The problem with material from bunnings is a bit like a lot of aps users. They buy on price so the product they stock is not always the same quality. Cheapest is not always better, particularly if you value your time.


----------



## dickyknee (Sep 12, 2012)

ron_peters said:


> I have used melamine from bunnings for 2 of my enclosures and had no problems what so ever. My only building experience was woodwork at school, perhaps try predrilling all holes and be careful what screws you use.
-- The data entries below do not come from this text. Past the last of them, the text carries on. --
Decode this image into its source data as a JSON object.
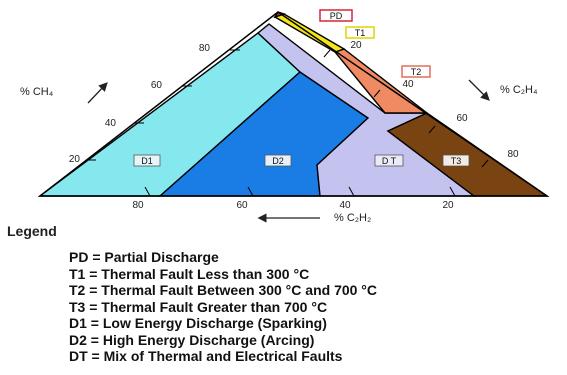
{
  "diagram": {
    "axis_titles": {
      "ch4": "% CH₄",
      "c2h4": "% C₂H₄",
      "c2h2": "% C₂H₂"
    },
    "ch4_ticks": [
      "80",
      "60",
      "40",
      "20"
    ],
    "c2h4_ticks": [
      "20",
      "40",
      "60",
      "80"
    ],
    "c2h2_ticks": [
      "80",
      "60",
      "40",
      "20"
    ],
    "zones": {
      "PD": "PD",
      "T1": "T1",
      "T2": "T2",
      "D1": "D1",
      "D2": "D2",
      "DT": "D T",
      "T3": "T3"
    },
    "colors": {
      "PD": "#d6273a",
      "T1": "#f2e61a",
      "T2": "#f08a62",
      "D1": "#86e8ef",
      "D2": "#1a7de6",
      "DT": "#c4c2ee",
      "T3": "#7a4312",
      "outline": "#000000"
    }
  },
  "legend": {
    "title": "Legend",
    "items": [
      "PD = Partial Discharge",
      "T1 = Thermal Fault Less than 300 °C",
      "T2 = Thermal Fault Between 300 °C and 700 °C",
      "T3 =  Thermal Fault Greater than 700 °C",
      "D1 = Low Energy Discharge (Sparking)",
      "D2 = High Energy Discharge (Arcing)",
      "DT = Mix of Thermal and Electrical Faults"
    ]
  }
}
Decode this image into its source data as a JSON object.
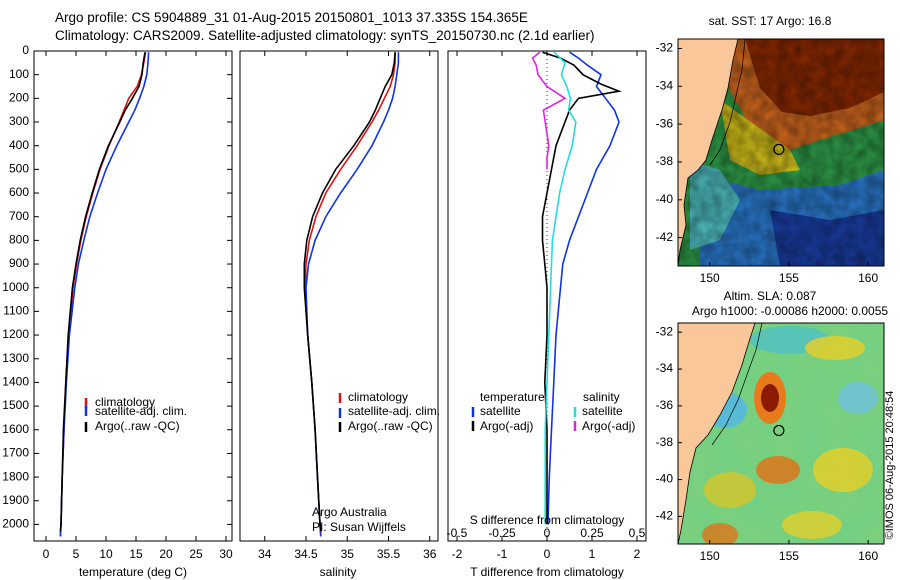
{
  "header": {
    "title_line1": "Argo profile: CS 5904889_31 01-Aug-2015 20150801_1013 37.335S 154.365E",
    "title_line2": "Climatology: CARS2009. Satellite-adjusted climatology: synTS_20150730.nc (2.1d earlier)"
  },
  "colors": {
    "climatology": "#dd1111",
    "satellite": "#1133dd",
    "argo": "#000000",
    "salinity_sat": "#22dddd",
    "salinity_argo": "#dd22dd",
    "land": "#f9c79a"
  },
  "footer": {
    "credit_line1": "Argo Australia",
    "credit_line2": "PI: Susan Wijffels",
    "stamp": "©IMOS 06-Aug-2015 20:48:54"
  },
  "chart_data": [
    {
      "type": "line",
      "id": "temperature",
      "xlabel": "temperature (deg C)",
      "ylabel": "",
      "xlim": [
        -2,
        31
      ],
      "ylim": [
        2070,
        0
      ],
      "xticks": [
        0,
        5,
        10,
        15,
        20,
        25,
        30
      ],
      "yticks": [
        0,
        100,
        200,
        300,
        400,
        500,
        600,
        700,
        800,
        900,
        1000,
        1100,
        1200,
        1300,
        1400,
        1500,
        1600,
        1700,
        1800,
        1900,
        2000
      ],
      "legend": [
        "climatology",
        "satellite-adj. clim.",
        "Argo(..raw -QC)"
      ],
      "series": [
        {
          "name": "climatology",
          "color": "#dd1111",
          "depth": [
            5,
            50,
            100,
            150,
            200,
            250,
            300,
            400,
            500,
            600,
            700,
            800,
            900,
            1000,
            1200,
            1400,
            1600,
            1800,
            2000,
            2050
          ],
          "values": [
            16.6,
            16.3,
            15.9,
            15.2,
            13.8,
            13.0,
            12.2,
            10.5,
            9.0,
            7.8,
            6.7,
            5.8,
            5.1,
            4.5,
            3.8,
            3.3,
            3.0,
            2.7,
            2.5,
            2.4
          ]
        },
        {
          "name": "satellite-adj. clim.",
          "color": "#1133dd",
          "depth": [
            5,
            50,
            100,
            150,
            200,
            250,
            300,
            400,
            500,
            600,
            700,
            800,
            900,
            1000,
            1200,
            1400,
            1600,
            1800,
            2000,
            2050
          ],
          "values": [
            17.1,
            17.0,
            16.8,
            16.3,
            15.6,
            14.8,
            13.8,
            11.8,
            10.0,
            8.6,
            7.3,
            6.3,
            5.4,
            4.8,
            3.9,
            3.4,
            3.0,
            2.7,
            2.5,
            2.4
          ]
        },
        {
          "name": "Argo(..raw -QC)",
          "color": "#000000",
          "depth": [
            5,
            50,
            100,
            150,
            200,
            250,
            300,
            400,
            500,
            600,
            700,
            800,
            900,
            1000,
            1200,
            1400,
            1600,
            1800,
            2000,
            2030
          ],
          "values": [
            16.5,
            16.2,
            16.0,
            15.5,
            14.4,
            13.2,
            12.3,
            10.4,
            8.9,
            7.7,
            6.6,
            5.7,
            5.0,
            4.4,
            3.7,
            3.3,
            2.9,
            2.7,
            2.5,
            2.4
          ]
        }
      ]
    },
    {
      "type": "line",
      "id": "salinity",
      "xlabel": "salinity",
      "xlim": [
        33.7,
        36.1
      ],
      "ylim": [
        2070,
        0
      ],
      "xticks": [
        34,
        34.5,
        35,
        35.5,
        36
      ],
      "legend": [
        "climatology",
        "satellite-adj. clim.",
        "Argo(..raw -QC)"
      ],
      "series": [
        {
          "name": "climatology",
          "color": "#dd1111",
          "depth": [
            5,
            50,
            100,
            150,
            200,
            250,
            300,
            400,
            500,
            600,
            700,
            800,
            900,
            1000,
            1200,
            1400,
            1600,
            1800,
            2000,
            2050
          ],
          "values": [
            35.58,
            35.58,
            35.56,
            35.52,
            35.45,
            35.38,
            35.3,
            35.12,
            34.92,
            34.74,
            34.62,
            34.54,
            34.5,
            34.49,
            34.52,
            34.57,
            34.61,
            34.64,
            34.67,
            34.68
          ]
        },
        {
          "name": "satellite-adj. clim.",
          "color": "#1133dd",
          "depth": [
            5,
            50,
            100,
            150,
            200,
            250,
            300,
            400,
            500,
            600,
            700,
            800,
            900,
            1000,
            1200,
            1400,
            1600,
            1800,
            2000,
            2050
          ],
          "values": [
            35.62,
            35.62,
            35.6,
            35.58,
            35.55,
            35.5,
            35.44,
            35.3,
            35.12,
            34.92,
            34.74,
            34.61,
            34.53,
            34.5,
            34.52,
            34.57,
            34.61,
            34.64,
            34.67,
            34.68
          ]
        },
        {
          "name": "Argo(..raw -QC)",
          "color": "#000000",
          "depth": [
            5,
            50,
            100,
            150,
            200,
            250,
            300,
            400,
            500,
            600,
            700,
            800,
            900,
            1000,
            1200,
            1400,
            1600,
            1800,
            2000,
            2030
          ],
          "values": [
            35.58,
            35.57,
            35.54,
            35.46,
            35.4,
            35.34,
            35.27,
            35.08,
            34.86,
            34.7,
            34.58,
            34.51,
            34.48,
            34.48,
            34.52,
            34.57,
            34.61,
            34.64,
            34.67,
            34.68
          ]
        }
      ]
    },
    {
      "type": "line",
      "id": "difference",
      "xlabel": "T difference from climatology",
      "xlim": [
        -2.2,
        2.2
      ],
      "ylim": [
        2070,
        0
      ],
      "xticks": [
        -2,
        -1,
        0,
        1,
        2
      ],
      "xticks_top": [
        -0.5,
        -0.25,
        0,
        0.25,
        0.5
      ],
      "top_axis_label": "S difference from climatology",
      "legend_headers": [
        "temperature",
        "salinity"
      ],
      "legend": [
        "satellite",
        "Argo(-adj)",
        "satellite",
        "Argo(-adj)"
      ],
      "series": [
        {
          "name": "temperature satellite",
          "color": "#1133dd",
          "depth": [
            5,
            30,
            60,
            100,
            150,
            200,
            250,
            300,
            400,
            500,
            600,
            700,
            800,
            900,
            1000,
            1200,
            1400,
            1600,
            1800,
            2000
          ],
          "values": [
            0.5,
            0.7,
            0.9,
            1.2,
            1.1,
            1.3,
            1.5,
            1.6,
            1.4,
            1.1,
            0.9,
            0.7,
            0.5,
            0.35,
            0.3,
            0.2,
            0.15,
            0.1,
            0.05,
            0.02
          ]
        },
        {
          "name": "temperature Argo(-adj)",
          "color": "#000000",
          "depth": [
            5,
            30,
            60,
            100,
            140,
            170,
            200,
            250,
            300,
            400,
            500,
            600,
            700,
            800,
            900,
            1000,
            1200,
            1400,
            1600,
            1800,
            2000
          ],
          "values": [
            -0.1,
            0.3,
            0.6,
            0.8,
            1.2,
            1.6,
            0.7,
            0.5,
            0.4,
            0.2,
            0.1,
            0.0,
            -0.1,
            -0.1,
            -0.05,
            0.0,
            0.0,
            -0.05,
            0.0,
            0.0,
            0.0
          ]
        },
        {
          "name": "salinity satellite",
          "color": "#22dddd",
          "depth": [
            5,
            50,
            100,
            150,
            200,
            250,
            300,
            400,
            500,
            600,
            700,
            800,
            1000,
            1200,
            1400,
            1600,
            1800,
            2000
          ],
          "values": [
            0.04,
            0.1,
            0.08,
            0.11,
            0.13,
            0.12,
            0.16,
            0.14,
            0.1,
            0.07,
            0.05,
            0.03,
            0.02,
            0.01,
            0.0,
            -0.01,
            -0.01,
            -0.01
          ]
        },
        {
          "name": "salinity Argo(-adj)",
          "color": "#dd22dd",
          "depth": [
            5,
            30,
            60,
            100,
            150,
            200,
            250,
            300,
            350,
            400,
            450,
            500
          ],
          "values": [
            -0.04,
            -0.08,
            -0.06,
            -0.05,
            0.0,
            0.1,
            -0.02,
            -0.01,
            0.0,
            0.01,
            0.0,
            0.0
          ]
        }
      ]
    },
    {
      "type": "heatmap",
      "id": "sst_map",
      "title": "sat. SST: 17 Argo: 16.8",
      "xlim": [
        148,
        161
      ],
      "ylim": [
        -43.5,
        -31.5
      ],
      "xticks": [
        150,
        155,
        160
      ],
      "yticks": [
        -32,
        -34,
        -36,
        -38,
        -40,
        -42
      ],
      "marker": {
        "lon": 154.365,
        "lat": -37.335
      }
    },
    {
      "type": "heatmap",
      "id": "sla_map",
      "title_line1": "Altim. SLA: 0.087",
      "title_line2": "Argo h1000: -0.00086 h2000: 0.0055",
      "xlim": [
        148,
        161
      ],
      "ylim": [
        -43.5,
        -31.5
      ],
      "xticks": [
        150,
        155,
        160
      ],
      "yticks": [
        -32,
        -34,
        -36,
        -38,
        -40,
        -42
      ],
      "marker": {
        "lon": 154.365,
        "lat": -37.335
      }
    }
  ]
}
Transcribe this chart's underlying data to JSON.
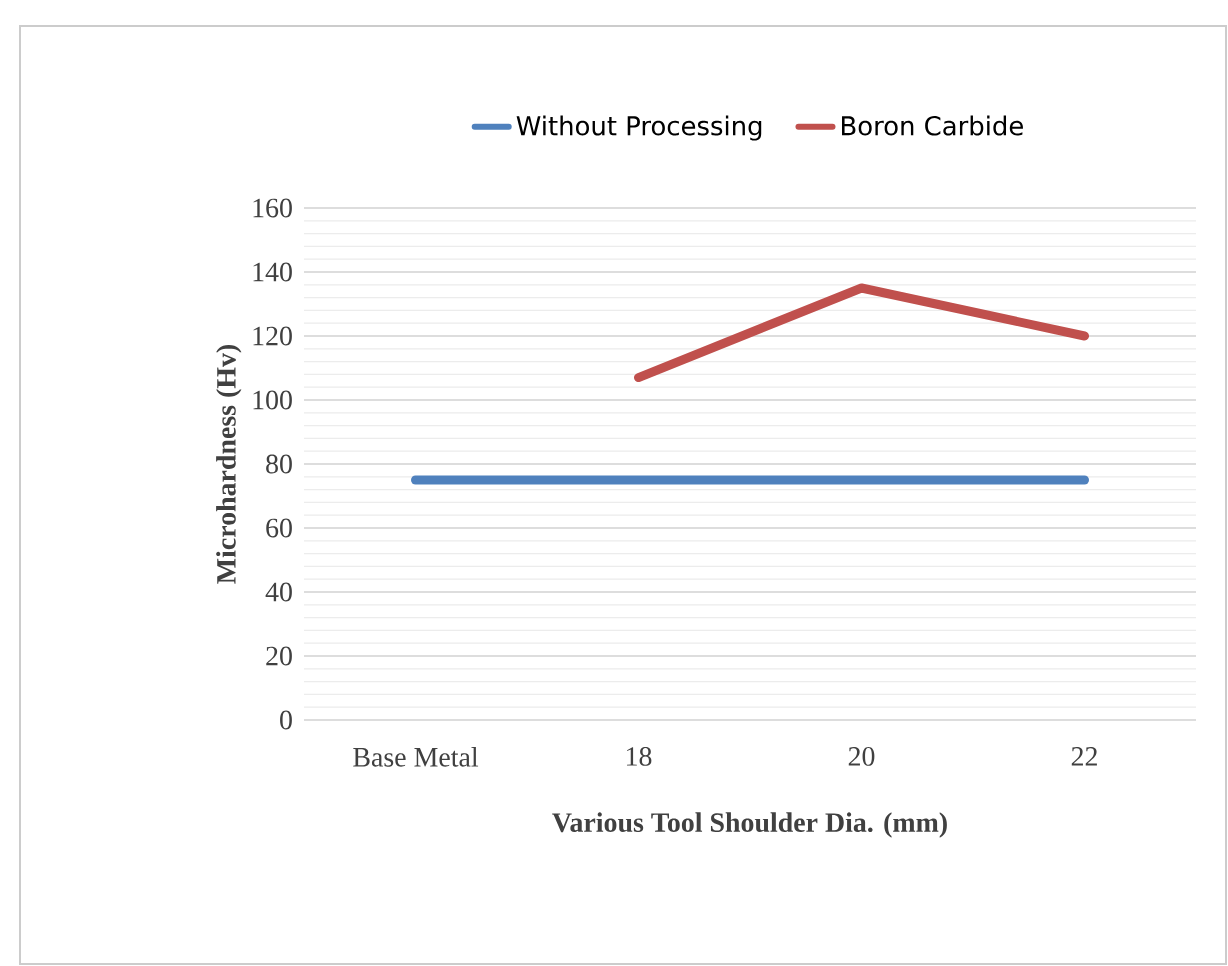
{
  "chart_data": {
    "type": "line",
    "xlabel": "Various Tool Shoulder Dia. (mm)",
    "ylabel": "Microhardness (Hv)",
    "categories": [
      "Base Metal",
      "18",
      "20",
      "22"
    ],
    "series": [
      {
        "name": "Without Processing",
        "color": "#4f81bd",
        "values": [
          75,
          75,
          75,
          75
        ]
      },
      {
        "name": "Boron Carbide",
        "color": "#c0504d",
        "values": [
          null,
          107,
          135,
          120
        ]
      }
    ],
    "ylim": [
      0,
      160
    ],
    "yticks": [
      0,
      20,
      40,
      60,
      80,
      100,
      120,
      140,
      160
    ],
    "grid": "y",
    "legend": "top",
    "marker": "none",
    "line_style": "solid"
  }
}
Thanks for the tips on cage building , ill remember that in future 

Once you use a decent quality melamine you will see the difference , bunnings melamine is complete rubbish and that is why it costs so little ..


----------



## ron_peters (Sep 17, 2012)

wokka said:


> The problem with material from bunnings is a bit like a lot of aps users. They buy on price so the product they stock is not always the same quality. Cheapest is not always better, particularly if you value your time.



wow, im sure there is better quality melamine out there, i was simply saying i had used it with no problems. Perhaps at the end of the day people would like to save money on enclosures (it aint like your'e cooking for the queen on it) so they can spend it on nicer animals.


----------



## Justdragons (Sep 17, 2012)

lol ive used both and i dont think it makes a massive difference for what we do. if they were going to be a lacie tank yes but for shnakes i wouldnt bother. The ceap stuff is fine.. just take your time mark out all you screw spots, drill STRAIGHT, and always pre drill and countersink and only nib up your screw tight not as tight as your drill will possibly do. you will be fine.


----------